江刺昭子『草饐(くさずえ)評伝大田洋子』を読んだ(2)

江刺昭子『草饐』を読みながら、ずっと気になっていることがあった。

「草饐」(くさずえ)という言葉の由来である。

最後まで読み通したが、どこにもこの表題について言及している箇所はなかった(と思う)。

 

草いきれ」や「草むす」という言葉はあるが、「草饐」つまり草が饐える、草が腐る、草が腐って酸っぱくなるといった意味の言葉は、大小の辞書を渉猟してみたが、なかった。

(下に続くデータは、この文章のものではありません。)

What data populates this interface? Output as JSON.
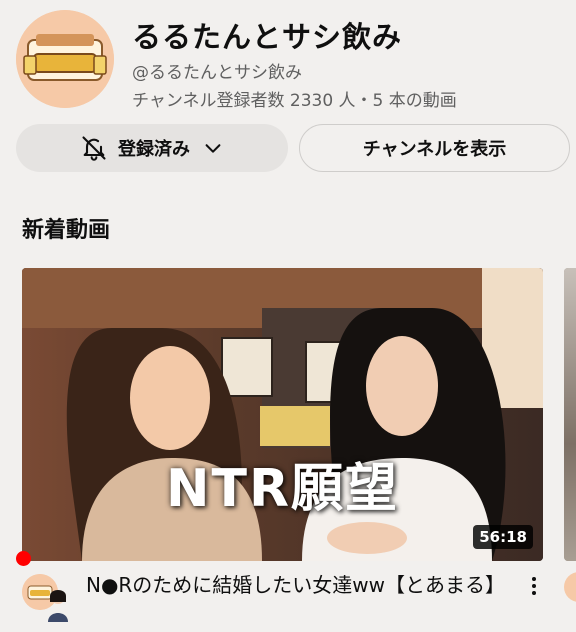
{
  "channel": {
    "name": "るるたんとサシ飲み",
    "handle": "@るるたんとサシ飲み",
    "meta": "チャンネル登録者数 2330 人・5 本の動画"
  },
  "actions": {
    "subscribed_label": "登録済み",
    "view_channel_label": "チャンネルを表示"
  },
  "section": {
    "title": "新着動画"
  },
  "video": {
    "overlay_text": "NTR願望",
    "duration": "56:18",
    "title": "N●Rのために結婚したい女達ww【とあまる】"
  },
  "colors": {
    "background": "#f2f0ee",
    "accent_red": "#ff0000",
    "avatar_bg": "#f6c9a7"
  },
  "icons": {
    "bell": "bell-off-icon",
    "chevron": "chevron-down-icon",
    "more": "more-vert-icon"
  }
}
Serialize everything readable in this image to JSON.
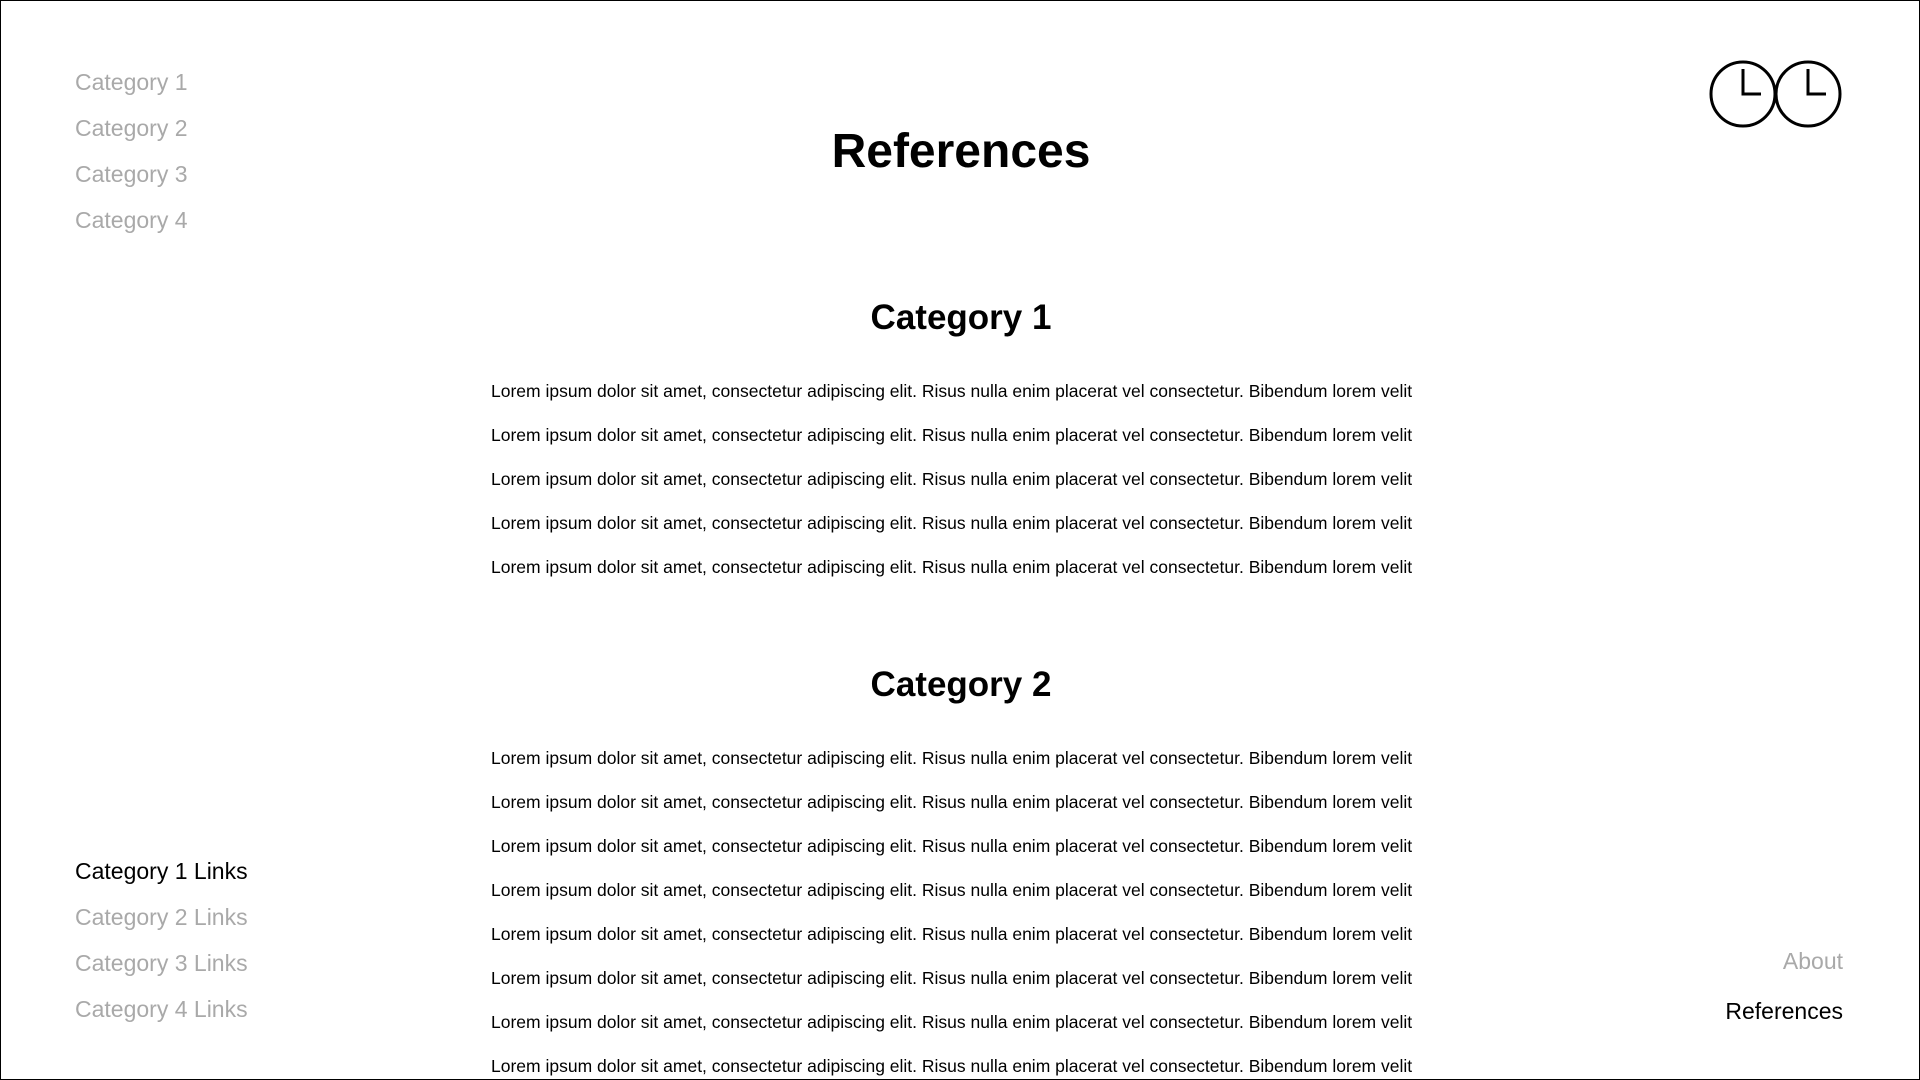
{
  "top_nav": {
    "items": [
      {
        "label": "Category 1"
      },
      {
        "label": "Category 2"
      },
      {
        "label": "Category 3"
      },
      {
        "label": "Category 4"
      }
    ]
  },
  "logo": {
    "icon": "double-clock-icon"
  },
  "page": {
    "title": "References"
  },
  "sections": [
    {
      "heading": "Category 1",
      "references": [
        "Lorem ipsum dolor sit amet, consectetur adipiscing elit. Risus nulla enim placerat vel consectetur. Bibendum lorem velit",
        "Lorem ipsum dolor sit amet, consectetur adipiscing elit. Risus nulla enim placerat vel consectetur. Bibendum lorem velit",
        "Lorem ipsum dolor sit amet, consectetur adipiscing elit. Risus nulla enim placerat vel consectetur. Bibendum lorem velit",
        "Lorem ipsum dolor sit amet, consectetur adipiscing elit. Risus nulla enim placerat vel consectetur. Bibendum lorem velit",
        "Lorem ipsum dolor sit amet, consectetur adipiscing elit. Risus nulla enim placerat vel consectetur. Bibendum lorem velit"
      ]
    },
    {
      "heading": "Category 2",
      "references": [
        "Lorem ipsum dolor sit amet, consectetur adipiscing elit. Risus nulla enim placerat vel consectetur. Bibendum lorem velit",
        "Lorem ipsum dolor sit amet, consectetur adipiscing elit. Risus nulla enim placerat vel consectetur. Bibendum lorem velit",
        "Lorem ipsum dolor sit amet, consectetur adipiscing elit. Risus nulla enim placerat vel consectetur. Bibendum lorem velit",
        "Lorem ipsum dolor sit amet, consectetur adipiscing elit. Risus nulla enim placerat vel consectetur. Bibendum lorem velit",
        "Lorem ipsum dolor sit amet, consectetur adipiscing elit. Risus nulla enim placerat vel consectetur. Bibendum lorem velit",
        "Lorem ipsum dolor sit amet, consectetur adipiscing elit. Risus nulla enim placerat vel consectetur. Bibendum lorem velit",
        "Lorem ipsum dolor sit amet, consectetur adipiscing elit. Risus nulla enim placerat vel consectetur. Bibendum lorem velit",
        "Lorem ipsum dolor sit amet, consectetur adipiscing elit. Risus nulla enim placerat vel consectetur. Bibendum lorem velit"
      ]
    }
  ],
  "links_nav": {
    "items": [
      {
        "label": "Category 1 Links",
        "active": true
      },
      {
        "label": "Category 2 Links",
        "active": false
      },
      {
        "label": "Category 3 Links",
        "active": false
      },
      {
        "label": "Category 4 Links",
        "active": false
      }
    ]
  },
  "page_nav": {
    "items": [
      {
        "label": "About",
        "active": false
      },
      {
        "label": "References",
        "active": true
      }
    ]
  },
  "colors": {
    "text": "#000000",
    "muted": "#a9a9a9",
    "background": "#ffffff"
  }
}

古歌、短歌などに典をとったものかとも思ったが、広辞苑にも講談社の日本語大辞典にも見つからなかった。

 

大田洋子の生涯に対し、草が饐えたようなと表現する。

少なくともそこから肯定的な意味合いを取り出すことはできない。

ただこの著書全体を通して読み終え、大田洋子の生涯を鳥瞰した時、江刺がそのようなタイトルをつけたことに違和感はなかった。

 

コピーを何枚か取ったにせよ、図書館に本を返してからはそのことを忘れていたのだが、ブログを読んだ遠方の友人が「草饐」とはどういう意味かと尋ねて来た。

 

もう一度、調べてみる。今度はもっと丹念に。

結果は同じ。

私の結論は、「これほど探しても熟語として出てこないのだから、これは作者の造語ではないか」

だった。何か返信しなくてはならないから、当てずっぽうにそう応えた。

 

しかし、どうにも気になる。

 

そこで、広島文学資料保全の会の代表土屋時子さんにお尋ねのメールを送ってみた。

ほとんど折り返しのようにして土屋さんからメールが届く。

ちょうど、江刺さんに電話する用事があったとのこと。その電話でタイトルの由来を聞いてくださった。

 

「大田洋子さんは性格や作家としての体臭が、草が蒸れている感じなので、編集者と相談を重ねて決めた私の<造語>です。饐えるとは、飲食物が腐って酸っぱくなった臭いのことですが、それも爽やかさとは真逆の作家の<個性>として考えました。」

とのこと。

「爽やかさとは真逆の作家の〈個性〉」

江刺さんが大田洋子の人生とどれだけ激しく格闘しながら『草饐』を書き上げたかが伝わってくる言葉だ。

そして、これほどストレートに表題にこの造語を使うというところに、いい意味での若さもまた感じる。さらには1971年という時代の匂い、いや臭いを嗅ぐこともできる。

 

すごい言葉をつくり、使ったものだ。

編集者はいいとしても、商品として売る方の会社は、このタイトル、すんなり受け入れたのかどうか。

いずれにしても、復刊は叶わないのだろうか。